Not that such people are going to set about doing anything regarding what they perceive to be a ‘problem’, or to be more precise, ‘the greatest injustice in the history of the world’, an indication of how up their own backsides these frivolous and fickle people are, given that the history of the world includes miscellaneous genocides, floods and earthquakes, international wars, the Holocaust, 9/11, the potato famine and anything else involving death and destruction one can care to think of. Oh no, no, no. It’s always someone else’s fault, and someone else’s responsibility to correct a (non) fault.


What Byrne is suggesting in his latest stand-up tour, Spoiler Alert, is that youngsters are being increasingly inclined to expect entitlement. Of course, there are going to be those that buck the trend, and for every young selfish prick out there, there’s another warm-hearted and generous youngster, articulate and assertive as opposed to sullen and irritable. I am not entirely immune to Byrne’s observations. I spend too much on takeaways, brought to my doorstep by Deliveroo drivers, because I can’t be bothered to cook. I turn up at the theatre hurried and flustered because I didn’t leave enough time to get there, and I probably shouldn’t (much as I hate to admit it) accept as many invitations to review as I do.


Byrne is that rare sort of comedian that I have always enjoyed seeing live over the years: I think I have seen him on the stand-up circuit more times than any other humourist. I simply appreciate his incisive observations. An example: his systematic demolition of the concept of semi-skimmed milk (why not buy a pint of skimmed milk and a pint of full fat milk and mix them together?) may not stop me from being a green topper altogether, but it did make me think.

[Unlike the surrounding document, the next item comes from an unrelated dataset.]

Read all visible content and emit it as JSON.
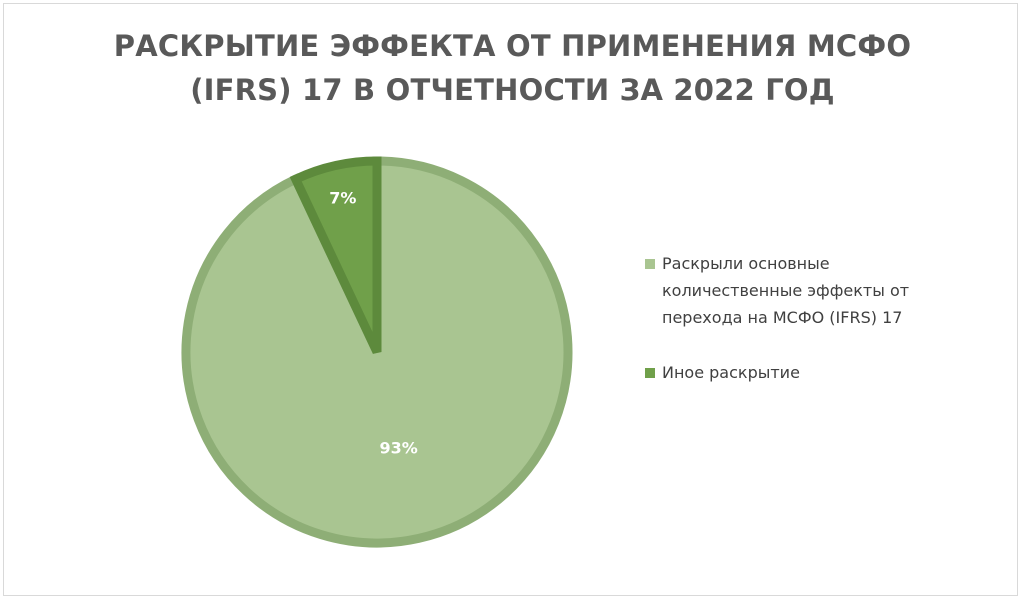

Long-form stories take precedence over Tim Vine-style one-line punchlines, and Byrne doesn’t bother with incivility, preferring friendliness with the audience and being genuinely articulate (yes, there’s swearing, but it’s not as compulsory as breathing), as well as being shrewd enough to judge the New Wimbledon Theatre audience as being different from that of, say, Hove or Sheffield. But, in effect a performer directing himself, he digresses to the point where a story that begins fairly early in Act One isn’t completed until Act Two.


I must admit I groaned inside when Donald Trump came up. As so often, though, Byrne redeems himself in my book, with a delightful discovery of how ‘Donald Trump’ translates into British Sign Language. It originated in American Sign Language, as I understand it. The right hand moves to smooth down Mr Trump’s hair, as though ruffled in the wind. Brilliant.